Размер шрифта
-
+

По дороге в Вержавск - стр. 12

И купил после себе хату да наладился коноплю растить да вымачивать и пеньку вытягивать, веревки вязать, канаты. И такие прочные то были веревки и канаты, что к нему отовсюду заказы шли, даже от капитанов морских кораблей. И не гнила его пенька и совсем не портилась от соленой воды. Она и сама по себе прочна и устойчива ко всякой гнили, а тут еще и мастер был чистый в своих помыслах и рассуждениях. А рассуждение его с тех пор простое было: спасай всех, кого можешь, тогда и тебе будет спасение.

Конечно, и Илья, и Арсений сказки из короба Берёсты переросли, научились и самосад покуривать тишком, и подпевать матерным революционным частушкам, ну драться, само собой, до крови с литовцами, то бишь левобережными, – Илья на правом жил. А Сеня вообще в Белодедове, но причислял себя к правобережным. Он ведь тоже пристроился отпрашиваться с Ильей у Адмирала. Но тот не отпускал. Да скоро стало ясно, что обед затягивается и переходит уже в ужин. По всему видать, и заночевать здесь придется. Не настроилась еще походная жизнь. Да и устали все от сборов, дружной гребли навстречу древнему граду, стоявшему где-то высоко-о-о… Река-то Каспля вела вниз вроде бы, но потом-то надо будет подниматься по Гобзе – вверх. И Евграф Васильевич толковал, что город стоял меж двух озер на ледниковой гриве. Тут уже снова какие-то кони Марты Берёсты чудились.

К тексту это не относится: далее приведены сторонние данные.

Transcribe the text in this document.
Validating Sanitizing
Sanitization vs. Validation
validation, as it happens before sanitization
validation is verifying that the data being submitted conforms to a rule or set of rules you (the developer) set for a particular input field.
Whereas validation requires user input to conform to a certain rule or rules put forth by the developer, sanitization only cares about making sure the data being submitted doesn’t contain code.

И Адмирал их отпустил после обеда. А где двое, там и третья – Аня. Случайно услышала, куда они идут, и за ними увязалась, хотя ребята и сетовали, что будет только тормозить их, они же отпросились не пойти, а сбегать. Но Аня была упорная, быстрая, несмотря на такой свой старопрежний как будто неторопливый лад и вид. И они отправились.

4

Переплыли на лодке через Касплю, привязали ее к кусту и пошли вверх, а потом вдоль быстрой чистой Жереспеи и побежали, чтобы оправдать доверие Евграфа Васильевича. Аня тоже бежала, задрав подол черного платья, смешно выкидывая ноги в темных больших, наверное, материных, полусапожках на каблуках. Бежать-то в них было неудобно, и девочка разулась и припустила за ребятами, держа полусапожки в руках. Но те уже запыхались и перешли на шаг. Оглянулись на Аню.

– Что же вы… – пробормотала она, догнав их, – хитрите?

– Успеем, – сказал Илья, – тут совсем близко.

Лес по обеим сторонам речки Жереспеи был давно сведен. Только вдоль берегов и тянулся вал деревьев, и можно было далеко проследить движение реки по этому зеленому змею. Вечернее солнце косо освещало луга и поляны. На противоположном берегу еще паслось деревенское стадо. Заметив троицу, черный от солнца пастух в каком-то треухе и серой накидке луженой глоткой гаркнул:

– Ратуй![1]

И звонко щелкнул длинным бичом. Ребята повернули к нему лица, приостановились и пошли дальше.

– Рататуй, – молвила Аня с улыбкой.

– Это чиво такое? – спросил Сеня.

– Чиво, чиво, – отозвалась Аня. – Кушанье, вот чиво.

– А?

– Мм?

– Чье такое?

– Провансальское.

– Испанское? – уточнил Сеня.

– Французское, – поправил Илья.

Арсений покраснел, сплюнул.

– Трава трещит, ничего не слышно!.. И чиво, Ань?

– И того: кушанье из помидоров, чеснока, лука, кабачков.

– Щи?

– Салат.

– Мешонка овощей, так бы и сказала.

– Это блю-ю-до, а не мешонка, – ответила Аня.

– Это у попов рататуй, – сказал Сеня, – а у нас, крестьян, мешонка.